Comme Sylvain Creuzevault a remarqué la singularité de chaque personnage, Mikhaïl Bakhtine avait souligné que chaque figure des romans de Dostoïevski avait une conscience unique et que cette conscience avait l’esprit des autres personnages comme objet. En d’autres mots : les personnages semblent avoir besoin les uns des autres pour exister, comme les personnages d’une pièce de théâtre par exemple…
Les russes eux-mêmes sont les premiers à avoir élevé sur les planches leur auteur phare.

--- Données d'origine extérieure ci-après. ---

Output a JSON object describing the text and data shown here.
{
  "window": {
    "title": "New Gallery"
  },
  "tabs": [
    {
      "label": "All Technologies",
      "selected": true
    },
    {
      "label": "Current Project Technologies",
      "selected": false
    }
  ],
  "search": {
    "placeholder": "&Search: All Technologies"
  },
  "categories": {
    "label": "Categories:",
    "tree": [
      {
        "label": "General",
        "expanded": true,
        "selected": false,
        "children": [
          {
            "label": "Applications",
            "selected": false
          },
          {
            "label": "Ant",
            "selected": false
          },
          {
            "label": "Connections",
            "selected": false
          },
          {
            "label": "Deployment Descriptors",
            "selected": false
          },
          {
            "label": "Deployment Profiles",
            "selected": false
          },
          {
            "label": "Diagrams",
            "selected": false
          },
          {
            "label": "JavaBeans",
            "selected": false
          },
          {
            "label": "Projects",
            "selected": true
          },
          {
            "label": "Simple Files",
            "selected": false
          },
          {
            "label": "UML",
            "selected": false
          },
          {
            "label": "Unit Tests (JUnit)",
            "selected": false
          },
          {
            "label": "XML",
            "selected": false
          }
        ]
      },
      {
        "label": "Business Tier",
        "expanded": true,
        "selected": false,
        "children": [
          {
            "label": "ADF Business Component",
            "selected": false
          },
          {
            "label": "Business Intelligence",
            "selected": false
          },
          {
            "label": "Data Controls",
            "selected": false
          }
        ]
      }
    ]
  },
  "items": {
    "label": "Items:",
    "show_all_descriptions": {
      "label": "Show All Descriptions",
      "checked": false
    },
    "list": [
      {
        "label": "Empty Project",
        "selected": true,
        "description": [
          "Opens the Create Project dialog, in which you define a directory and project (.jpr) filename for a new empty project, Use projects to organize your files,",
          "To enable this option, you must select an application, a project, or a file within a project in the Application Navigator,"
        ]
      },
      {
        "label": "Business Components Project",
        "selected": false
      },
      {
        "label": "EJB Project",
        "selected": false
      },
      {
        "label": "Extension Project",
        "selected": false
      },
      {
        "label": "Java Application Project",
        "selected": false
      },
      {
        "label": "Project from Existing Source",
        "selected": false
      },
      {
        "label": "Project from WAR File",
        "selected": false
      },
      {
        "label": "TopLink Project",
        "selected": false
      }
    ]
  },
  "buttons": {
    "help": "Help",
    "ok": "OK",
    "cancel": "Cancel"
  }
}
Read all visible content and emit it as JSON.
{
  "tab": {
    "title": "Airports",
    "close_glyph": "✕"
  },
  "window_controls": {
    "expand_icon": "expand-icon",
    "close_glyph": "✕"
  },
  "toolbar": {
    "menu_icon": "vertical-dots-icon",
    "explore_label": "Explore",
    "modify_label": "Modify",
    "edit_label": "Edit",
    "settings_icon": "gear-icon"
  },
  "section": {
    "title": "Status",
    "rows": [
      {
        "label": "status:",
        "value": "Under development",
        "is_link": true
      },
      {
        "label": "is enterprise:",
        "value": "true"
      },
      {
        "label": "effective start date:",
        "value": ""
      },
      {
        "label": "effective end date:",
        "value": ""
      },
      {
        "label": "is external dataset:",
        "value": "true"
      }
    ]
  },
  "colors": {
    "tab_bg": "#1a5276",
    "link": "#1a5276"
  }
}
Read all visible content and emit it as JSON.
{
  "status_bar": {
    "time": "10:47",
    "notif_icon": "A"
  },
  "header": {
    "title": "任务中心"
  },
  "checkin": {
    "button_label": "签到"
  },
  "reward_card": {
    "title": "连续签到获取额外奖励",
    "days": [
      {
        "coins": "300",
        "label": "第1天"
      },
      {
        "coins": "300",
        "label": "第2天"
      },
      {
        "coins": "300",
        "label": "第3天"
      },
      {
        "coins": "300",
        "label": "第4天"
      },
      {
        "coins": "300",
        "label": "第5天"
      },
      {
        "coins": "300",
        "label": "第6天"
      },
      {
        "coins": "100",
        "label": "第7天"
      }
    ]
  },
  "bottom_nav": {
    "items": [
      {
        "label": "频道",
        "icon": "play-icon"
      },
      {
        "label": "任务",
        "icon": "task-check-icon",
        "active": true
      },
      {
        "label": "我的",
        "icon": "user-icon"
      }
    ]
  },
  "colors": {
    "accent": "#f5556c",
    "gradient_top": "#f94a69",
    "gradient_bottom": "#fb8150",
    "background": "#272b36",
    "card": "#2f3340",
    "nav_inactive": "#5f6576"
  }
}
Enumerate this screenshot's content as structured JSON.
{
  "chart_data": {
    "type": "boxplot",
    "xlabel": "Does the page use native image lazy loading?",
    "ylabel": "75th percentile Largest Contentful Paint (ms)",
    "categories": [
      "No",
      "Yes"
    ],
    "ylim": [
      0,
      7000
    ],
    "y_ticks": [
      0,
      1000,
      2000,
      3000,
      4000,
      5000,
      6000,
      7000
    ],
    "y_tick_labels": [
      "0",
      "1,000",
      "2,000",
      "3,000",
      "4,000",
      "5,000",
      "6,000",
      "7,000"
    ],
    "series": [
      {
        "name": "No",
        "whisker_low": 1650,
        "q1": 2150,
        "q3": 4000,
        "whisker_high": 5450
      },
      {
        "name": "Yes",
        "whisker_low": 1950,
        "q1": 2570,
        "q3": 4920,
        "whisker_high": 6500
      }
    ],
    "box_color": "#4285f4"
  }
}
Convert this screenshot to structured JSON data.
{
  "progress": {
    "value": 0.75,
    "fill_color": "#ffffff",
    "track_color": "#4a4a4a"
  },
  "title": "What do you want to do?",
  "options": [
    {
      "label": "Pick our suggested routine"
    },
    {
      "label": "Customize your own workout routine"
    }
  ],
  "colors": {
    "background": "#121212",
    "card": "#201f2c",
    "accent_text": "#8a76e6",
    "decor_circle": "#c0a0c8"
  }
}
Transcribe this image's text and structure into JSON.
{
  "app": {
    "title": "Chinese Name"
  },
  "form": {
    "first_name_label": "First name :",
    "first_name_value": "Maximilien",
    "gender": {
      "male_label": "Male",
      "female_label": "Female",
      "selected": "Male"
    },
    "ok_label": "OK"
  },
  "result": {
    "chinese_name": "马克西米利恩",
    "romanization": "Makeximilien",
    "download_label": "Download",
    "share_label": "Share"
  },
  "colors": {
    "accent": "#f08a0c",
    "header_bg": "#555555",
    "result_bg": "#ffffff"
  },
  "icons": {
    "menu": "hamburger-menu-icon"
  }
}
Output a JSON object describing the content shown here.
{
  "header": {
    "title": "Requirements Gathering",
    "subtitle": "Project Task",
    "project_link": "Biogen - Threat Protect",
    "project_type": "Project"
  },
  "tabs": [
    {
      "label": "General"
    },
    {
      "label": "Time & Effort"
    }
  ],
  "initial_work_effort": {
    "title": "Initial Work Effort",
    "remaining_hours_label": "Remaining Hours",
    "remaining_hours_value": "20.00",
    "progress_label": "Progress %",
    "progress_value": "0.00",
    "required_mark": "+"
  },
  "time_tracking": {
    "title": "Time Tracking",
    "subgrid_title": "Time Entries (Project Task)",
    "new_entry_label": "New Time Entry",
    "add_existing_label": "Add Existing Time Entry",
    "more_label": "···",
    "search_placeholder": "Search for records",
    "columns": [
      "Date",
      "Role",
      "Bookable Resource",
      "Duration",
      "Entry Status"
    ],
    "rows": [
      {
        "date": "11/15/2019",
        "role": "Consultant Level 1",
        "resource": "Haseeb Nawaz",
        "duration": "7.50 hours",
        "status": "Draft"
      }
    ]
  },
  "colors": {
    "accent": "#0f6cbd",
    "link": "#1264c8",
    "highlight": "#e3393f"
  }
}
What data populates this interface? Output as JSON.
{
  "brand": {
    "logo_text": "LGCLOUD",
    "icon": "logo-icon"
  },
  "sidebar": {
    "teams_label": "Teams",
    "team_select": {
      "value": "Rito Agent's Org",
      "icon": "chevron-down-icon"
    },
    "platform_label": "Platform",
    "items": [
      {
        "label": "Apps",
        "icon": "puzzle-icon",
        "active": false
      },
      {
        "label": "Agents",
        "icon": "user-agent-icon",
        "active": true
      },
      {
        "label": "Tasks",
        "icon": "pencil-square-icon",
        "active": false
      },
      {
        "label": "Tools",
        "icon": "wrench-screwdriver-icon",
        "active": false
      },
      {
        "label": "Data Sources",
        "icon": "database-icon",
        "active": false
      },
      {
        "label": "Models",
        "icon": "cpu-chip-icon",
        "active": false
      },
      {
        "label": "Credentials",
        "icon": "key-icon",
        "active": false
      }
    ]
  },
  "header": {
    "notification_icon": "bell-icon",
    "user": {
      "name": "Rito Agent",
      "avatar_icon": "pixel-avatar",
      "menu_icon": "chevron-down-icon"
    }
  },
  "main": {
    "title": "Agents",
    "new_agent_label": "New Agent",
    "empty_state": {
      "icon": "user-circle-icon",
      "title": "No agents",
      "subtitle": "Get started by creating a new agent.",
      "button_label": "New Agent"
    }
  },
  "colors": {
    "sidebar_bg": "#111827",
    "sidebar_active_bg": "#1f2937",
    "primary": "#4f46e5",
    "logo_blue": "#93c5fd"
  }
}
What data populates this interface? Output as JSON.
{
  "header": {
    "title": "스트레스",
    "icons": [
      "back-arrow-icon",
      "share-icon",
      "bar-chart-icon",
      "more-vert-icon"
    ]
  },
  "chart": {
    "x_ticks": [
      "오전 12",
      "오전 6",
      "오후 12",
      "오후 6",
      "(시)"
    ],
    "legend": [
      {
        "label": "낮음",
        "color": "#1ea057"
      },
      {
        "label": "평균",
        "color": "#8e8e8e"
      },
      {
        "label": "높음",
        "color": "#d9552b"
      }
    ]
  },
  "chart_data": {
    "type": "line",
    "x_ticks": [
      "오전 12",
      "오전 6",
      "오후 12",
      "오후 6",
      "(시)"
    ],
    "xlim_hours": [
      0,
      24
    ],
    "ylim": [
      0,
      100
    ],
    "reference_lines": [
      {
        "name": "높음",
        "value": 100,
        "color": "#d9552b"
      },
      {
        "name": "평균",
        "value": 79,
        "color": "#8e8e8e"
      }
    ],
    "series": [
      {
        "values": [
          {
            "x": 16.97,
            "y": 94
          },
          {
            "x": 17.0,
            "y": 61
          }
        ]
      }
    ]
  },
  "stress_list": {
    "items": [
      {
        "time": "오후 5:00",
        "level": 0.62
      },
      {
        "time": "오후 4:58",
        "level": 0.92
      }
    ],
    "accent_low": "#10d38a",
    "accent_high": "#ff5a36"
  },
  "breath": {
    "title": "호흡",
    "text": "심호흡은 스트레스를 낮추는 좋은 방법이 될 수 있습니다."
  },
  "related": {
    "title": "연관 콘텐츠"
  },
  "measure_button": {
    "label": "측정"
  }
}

Au début du XXe siècle, Vladimir Némirovitch-Dantchenko, co-fondateur du Théâtre d’Art de Moscou avec Stanislavski, a porté Les Frères Karamazov à la scène en deux soirées. Durant l’ère communiste, dans les années 60 à 80, sur les scènes russes, à ce premier roman déjà monté s’ajoute Crime et châtiment. Tout comme L’Idiot qui fait fureur à St-Pétersbourg et à Moscou !
Les Démons, qui dans ses traductions précédentes s’appelait Les Possédés a intéressé la France dès les années 50, puisqu’Albert Camus ne cachait pas sa fascination pour Dostoïevski, et il est l’un des premiers à avoir adapté le roman à la scène au Théâtre Antoine en 1959.